Lá há um monumento a vários guerreiros do Exército Vermelho que tombaram na defesa de Leningrado. Este local nos mostra que na guerra também há poesia e belas lições! Que a guerra não é apenas sofrimento e dor, mas antes de tudo amor, amor a tal ponto que alguém é capaz de sacrificar a própria vida em defesa do seu seu próximo. Próximo este que, na ideologia soviética, era não apenas um "membro da família", não apenas um membro de uma determinada cor, raça ou nação, mas sim todos aqueles que compartilhavam o sentimento de um país inteiro e estavam prontos para defendê-lo, independente de seu credo, etnia ou nação.

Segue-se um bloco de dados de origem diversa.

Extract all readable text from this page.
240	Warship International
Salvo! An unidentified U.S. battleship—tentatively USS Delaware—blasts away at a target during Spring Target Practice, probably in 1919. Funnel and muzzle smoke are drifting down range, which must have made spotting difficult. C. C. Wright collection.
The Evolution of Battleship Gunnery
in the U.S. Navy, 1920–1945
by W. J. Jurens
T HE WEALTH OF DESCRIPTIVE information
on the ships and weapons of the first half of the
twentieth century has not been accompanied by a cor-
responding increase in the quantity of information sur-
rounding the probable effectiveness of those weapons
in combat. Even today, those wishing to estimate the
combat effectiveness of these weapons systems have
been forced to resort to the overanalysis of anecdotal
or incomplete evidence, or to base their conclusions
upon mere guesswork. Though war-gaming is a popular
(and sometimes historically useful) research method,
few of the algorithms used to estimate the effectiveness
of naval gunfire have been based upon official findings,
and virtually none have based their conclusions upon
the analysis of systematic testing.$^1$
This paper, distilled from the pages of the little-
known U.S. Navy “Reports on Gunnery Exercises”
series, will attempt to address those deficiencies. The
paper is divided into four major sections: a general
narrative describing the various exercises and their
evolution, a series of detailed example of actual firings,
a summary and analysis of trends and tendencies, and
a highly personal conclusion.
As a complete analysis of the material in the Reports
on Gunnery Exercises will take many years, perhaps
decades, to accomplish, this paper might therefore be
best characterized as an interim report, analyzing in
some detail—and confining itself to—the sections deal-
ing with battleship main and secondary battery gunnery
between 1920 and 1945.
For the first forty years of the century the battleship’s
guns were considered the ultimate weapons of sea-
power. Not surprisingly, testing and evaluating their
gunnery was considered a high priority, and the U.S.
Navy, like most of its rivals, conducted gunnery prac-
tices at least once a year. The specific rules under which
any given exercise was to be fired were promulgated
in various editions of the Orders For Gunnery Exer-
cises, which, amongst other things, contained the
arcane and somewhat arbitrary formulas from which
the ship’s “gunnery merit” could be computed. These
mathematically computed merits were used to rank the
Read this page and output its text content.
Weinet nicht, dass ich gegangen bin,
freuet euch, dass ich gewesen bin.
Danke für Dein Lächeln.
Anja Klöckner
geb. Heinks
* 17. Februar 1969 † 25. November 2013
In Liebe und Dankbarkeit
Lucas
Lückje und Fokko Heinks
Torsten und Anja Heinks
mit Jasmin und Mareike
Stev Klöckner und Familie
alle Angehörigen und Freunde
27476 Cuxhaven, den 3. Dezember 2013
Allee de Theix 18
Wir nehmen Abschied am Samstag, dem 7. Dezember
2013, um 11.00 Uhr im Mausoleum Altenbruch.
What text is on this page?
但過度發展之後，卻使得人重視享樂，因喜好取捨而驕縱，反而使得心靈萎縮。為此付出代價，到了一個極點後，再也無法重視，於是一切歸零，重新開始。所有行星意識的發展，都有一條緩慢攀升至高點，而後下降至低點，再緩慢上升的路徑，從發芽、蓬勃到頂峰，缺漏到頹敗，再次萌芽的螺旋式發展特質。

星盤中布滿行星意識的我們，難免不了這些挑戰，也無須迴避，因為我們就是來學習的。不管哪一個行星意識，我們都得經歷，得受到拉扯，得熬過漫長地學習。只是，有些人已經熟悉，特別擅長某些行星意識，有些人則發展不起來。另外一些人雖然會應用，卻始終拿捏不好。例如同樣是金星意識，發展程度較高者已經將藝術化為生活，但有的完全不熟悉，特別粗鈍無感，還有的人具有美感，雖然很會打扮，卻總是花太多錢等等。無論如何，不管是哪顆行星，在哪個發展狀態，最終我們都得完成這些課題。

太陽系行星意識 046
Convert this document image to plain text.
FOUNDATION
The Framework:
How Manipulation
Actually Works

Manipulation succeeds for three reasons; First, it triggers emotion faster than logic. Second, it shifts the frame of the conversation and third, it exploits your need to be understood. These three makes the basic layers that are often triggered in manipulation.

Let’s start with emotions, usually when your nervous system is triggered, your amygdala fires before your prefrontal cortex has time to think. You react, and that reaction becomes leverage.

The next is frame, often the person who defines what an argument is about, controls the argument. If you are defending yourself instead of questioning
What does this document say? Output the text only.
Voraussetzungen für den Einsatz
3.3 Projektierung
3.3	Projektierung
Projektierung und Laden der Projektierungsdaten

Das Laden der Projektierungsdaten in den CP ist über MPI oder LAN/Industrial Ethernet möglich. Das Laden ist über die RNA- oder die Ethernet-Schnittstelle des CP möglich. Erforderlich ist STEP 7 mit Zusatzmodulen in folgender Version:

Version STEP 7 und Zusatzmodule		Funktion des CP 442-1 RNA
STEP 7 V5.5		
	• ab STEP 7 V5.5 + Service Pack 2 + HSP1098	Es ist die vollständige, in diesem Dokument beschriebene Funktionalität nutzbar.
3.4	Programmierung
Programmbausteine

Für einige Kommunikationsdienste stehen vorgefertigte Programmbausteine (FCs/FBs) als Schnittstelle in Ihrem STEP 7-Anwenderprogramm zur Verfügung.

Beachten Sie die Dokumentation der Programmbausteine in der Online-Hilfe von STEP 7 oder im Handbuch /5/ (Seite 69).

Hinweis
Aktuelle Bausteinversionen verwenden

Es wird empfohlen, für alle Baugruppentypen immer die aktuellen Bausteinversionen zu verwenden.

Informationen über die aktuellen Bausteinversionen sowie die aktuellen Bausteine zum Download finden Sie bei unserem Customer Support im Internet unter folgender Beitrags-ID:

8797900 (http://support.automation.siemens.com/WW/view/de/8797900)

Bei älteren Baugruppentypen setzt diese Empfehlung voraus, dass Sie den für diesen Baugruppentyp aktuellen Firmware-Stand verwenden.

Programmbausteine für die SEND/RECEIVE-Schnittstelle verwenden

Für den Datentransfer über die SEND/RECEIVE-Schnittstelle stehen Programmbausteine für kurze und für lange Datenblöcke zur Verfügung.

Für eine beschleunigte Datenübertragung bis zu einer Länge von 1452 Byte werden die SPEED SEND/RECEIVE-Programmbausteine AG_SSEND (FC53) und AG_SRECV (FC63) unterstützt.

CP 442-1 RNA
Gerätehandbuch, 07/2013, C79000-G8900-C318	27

Logo no começo avistamos um monumento-túmulo bastante peculiar. Lembrava um pouco uma pirâmide, mas em realidade era uma alegoria a uma iurte, a habitação dos povos nômades do extremo-norte da Sibéria, em seu topo estava um pequeno ouriço, barreira militar intransponível para pesados tanques blindados, os "cavaleiros da guerra moderna". Além do epitáfio, víamos o desenho de uma aurora boreal, privilégio visual para os olhos puxados daqueles que habitam o extremo-norte do nosso planeta. Era um memorial ao povo nômade siberiano conhecido como "nyenyets", uma das mais de 200 nações que habitavam a União Soviética.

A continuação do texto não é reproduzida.